Mormon Diaries by Sophia L. Stone
"Brought up in a religious home, Sophia believes the only way to have a forever family is by following church leaders and obediently choosing the right. She goes to the right school, marries the right man in the right place, and does the right thing by staying home to raise her children. But when she starts asking questions about grace, love, and the nature of God, she realizes her spiritual struggles could rip her family apart."

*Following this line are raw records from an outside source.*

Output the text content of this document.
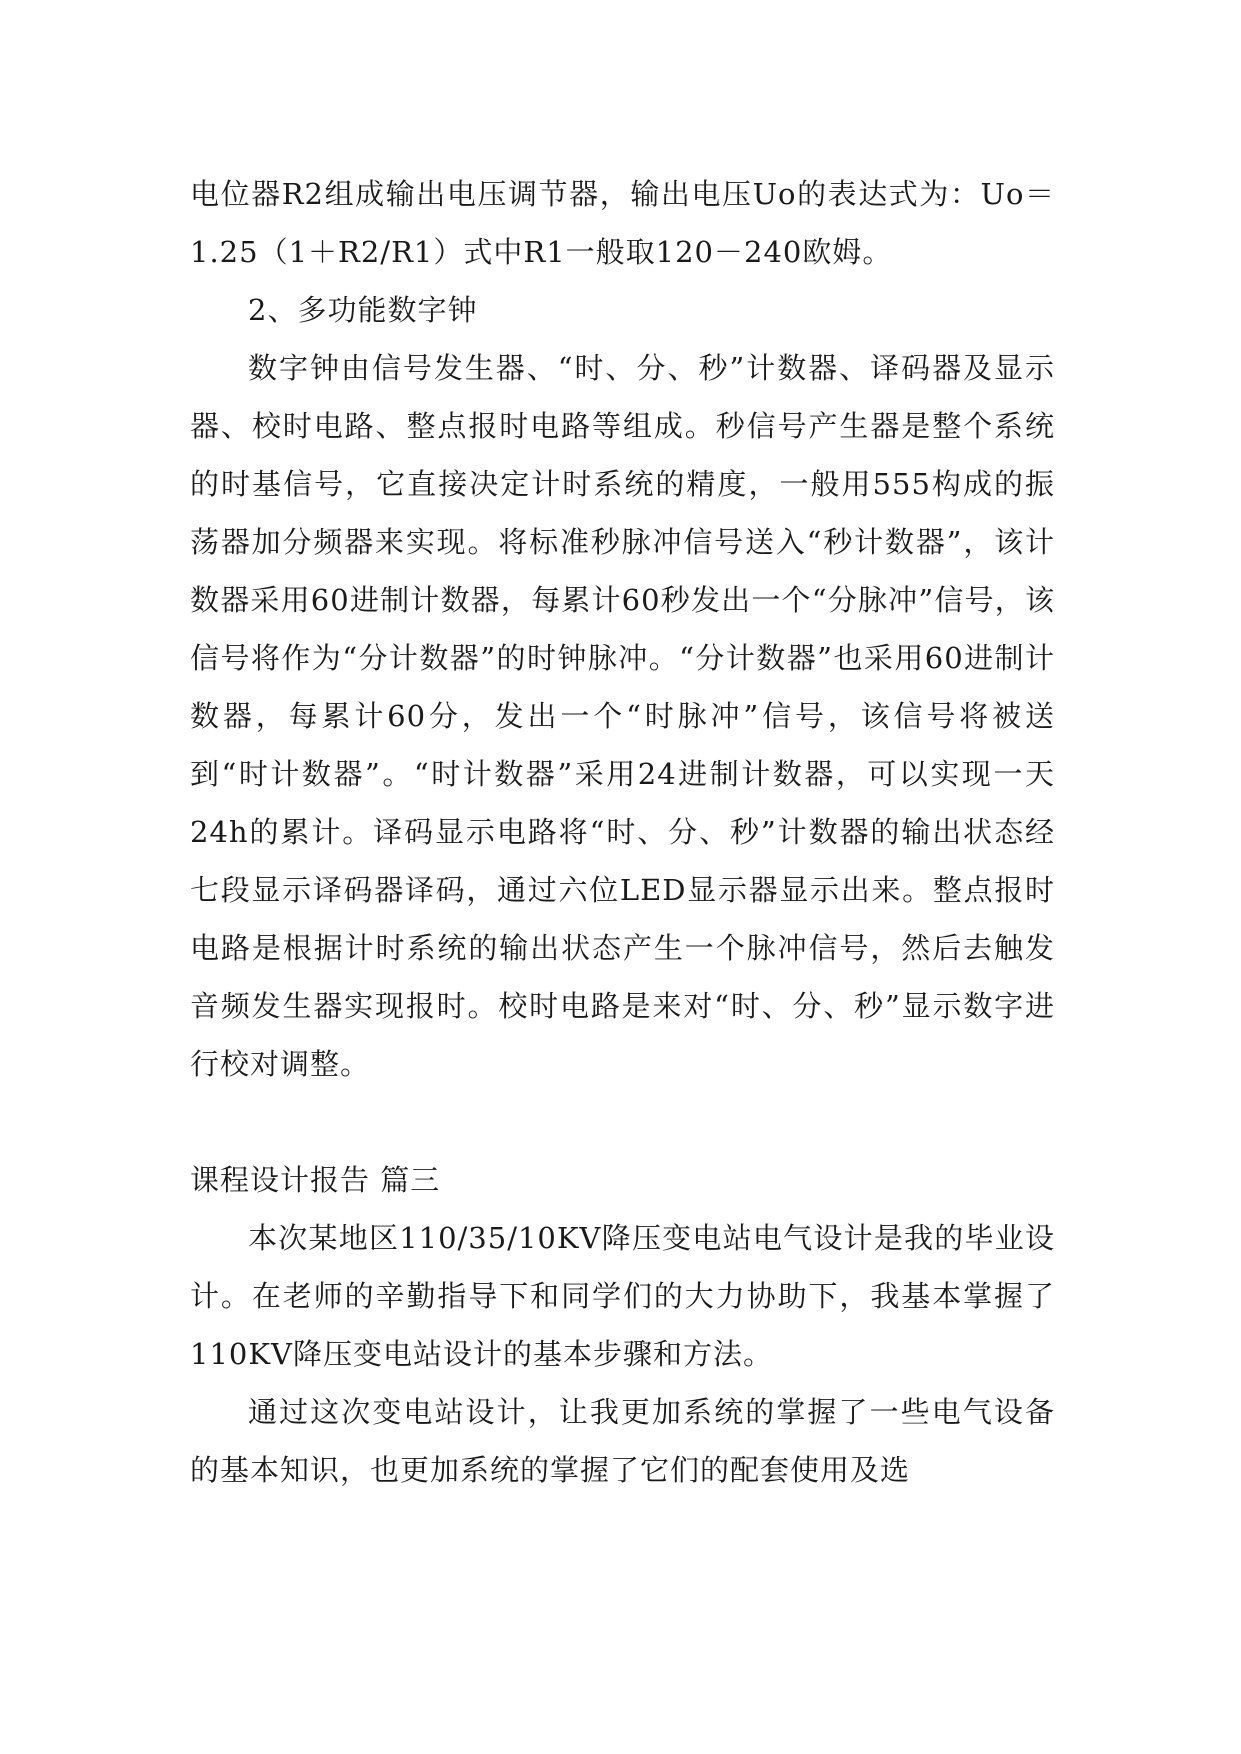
电位器R2组成输出电压调节器，输出电压Uo的表达式为：Uo＝1.25（1＋R2/R1）式中R1一般取120－240欧姆。

2、多功能数字钟

数字钟由信号发生器、“时、分、秒”计数器、译码器及显示器、校时电路、整点报时电路等组成。秒信号产生器是整个系统的时基信号，它直接决定计时系统的精度，一般用555构成的振荡器加分频器来实现。将标准秒脉冲信号送入“秒计数器”，该计数器采用60进制计数器，每累计60秒发出一个“分脉冲”信号，该信号将作为“分计数器”的时钟脉冲。“分计数器”也采用60进制计数器，每累计60分，发出一个“时脉冲”信号，该信号将被送到“时计数器”。“时计数器”采用24进制计数器，可以实现一天24h的累计。译码显示电路将“时、分、秒”计数器的输出状态经七段显示译码器译码，通过六位LED显示器显示出来。整点报时电路是根据计时系统的输出状态产生一个脉冲信号，然后去触发音频发生器实现报时。校时电路是来对“时、分、秒”显示数字进行校对调整。

课程设计报告 篇三

本次某地区110/35/10KV降压变电站电气设计是我的毕业设计。在老师的辛勤指导下和同学们的大力协助下，我基本掌握了110KV降压变电站设计的基本步骤和方法。

通过这次变电站设计，让我更加系统的掌握了一些电气设备的基本知识，也更加系统的掌握了它们的配套使用及选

The Way of the River by Randy Kadish
"The Way of the River is a collection of memoirs and autobiographical stories that reflect Randy Kadish's long journey of fly fishing and spiritual recovery. The journey, often difficult, often gratifying, began when he finally admitted to himself that he couldn't communicate, and that his life had become unmanageable. Then, after he asked for help, he looked back into his life and relived the deep pain and loss that began during his very traumatic childhood. To soothe himself with the beauty of the outdoors, he turned to fishing. As he struggled to come to terms with his past, and then with the loss of his parents, he wrote about his journey of recovery, especially of how he was made better by many of the people he met along the way, like Carlos, an immigrant and bait fisherman who seemingly appeared out of nowhere, and then helped Randy see people in a more sympathetic light."
Wing Wife by Marcia J. Sargent
"Marcia never flew high performance aircraft, yet she learned to appreciate and maneuver through the irreverent, technical, and dangerous world of the Marine aviator--at and under her husband's wing. In WING WIFE: How to Be Married to a Fighter Pilot, a memoir of the first few years of her marriage to a Marine jet jockey, Marcia navigates the unfamiliar skies of officer's wives, military expectations, and the loss of loved ones. Over time she has to realize what she risks by loving a man who flies. WING WIFE brings the reader intimately into the bawdy, comedic, and tragic world of the Marine Corps aviator and the aviator's wife."